One thing that becomes clear in The Archive is how much he did with cropping. Many photographers compose in the camera and want the entire negative to be printed. But Mapplethorpe would frame his picture on the contact sheet—and not just with Mark Stevens (Mr. 10 1/2), which shows Stevens’s face in the original. A contact sheet with Mapplethorpe’s portraits of the drag queen Aira shows the judicious cropping he used to create her portrait. Many of the pictures in the “X” portfolio are cropped to remove any hints of narrative or personality, which porn often has. His photo of men fist-fucking is so close-up it seems abstract. It’s about shapes.
In Cincinnati, the authorities singled out five pictures from the “X” portfolio. When Kardon testified, she talked about horizontal lines, the lighting, the way a figure had been centered. Commenting on one of the five—a rather tightly cropped image of a man inserting a finger into his penis—she said, “Robert said he thought those hand gestures were beautiful.” The judge ruled that she could not discuss the most crucial thing about these pictures—their context, meaning the rest of the “X,” “Y,” and “Z” portfolios. Nor could she say why they were the only photos presented in a case, not hung on the wall. But as I said—don’t get me started.

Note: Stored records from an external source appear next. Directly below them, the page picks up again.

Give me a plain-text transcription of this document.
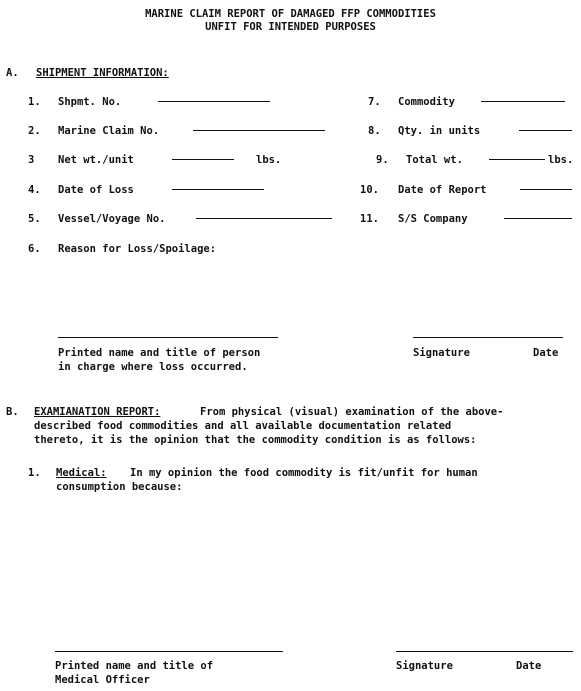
MARINE CLAIM REPORT OF DAMAGED FFP COMMODITIES
UNFIT FOR INTENDED PURPOSES
A. SHIPMENT INFORMATION:
1. Shpmt. No.
2. Marine Claim No.
3 Net wt./unit	lbs.
4. Date of Loss
5. Vessel/Voyage No.
6. Reason for Loss/Spoilage:
7. Commodity
8. Qty. in units
9. Total wt.	lbs.
10. Date of Report
11. S/S Company
Printed name and title of person
in charge where loss occurred.
Signature	Date
B. EXAMIANATION REPORT:	From physical (visual) examination of the above-
described food commodities and all available documentation related
thereto, it is the opinion that the commodity condition is as follows:
1. Medical: In my opinion the food commodity is fit/unfit for human
consumption because:
Printed name and title of
Medical Officer
Signature	Date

Art-world discussions of Mapplethorpe’s photographs before the culture war seemed to revolve around a couple of questions. Was his work just commercial? And all those photos of black men—wasn’t he just, in the words of Jonathan Weinberg, “fetishizing stereotypical racial characteristics”? Those topics were put on hold when the religious right began attacking the work. But they are part of the real legacy, not the phony one imposed in Cincinnati, and this book will certainly help in redirecting our attention. Mapplethorpe never knew about the culture war, and he had a standard reply that covered all his choices of subject matter—from black men to a female rock star dressed like Frank Sinatra to fist-fucking: “I hadn’t seen pictures like that before.”
Cynthia Carr is the author, most recently, of Fire in the Belly: The Life and Times of David Wojnarowicz (Bloomsbury, 2012). She is at work on a biography of Candy Darling.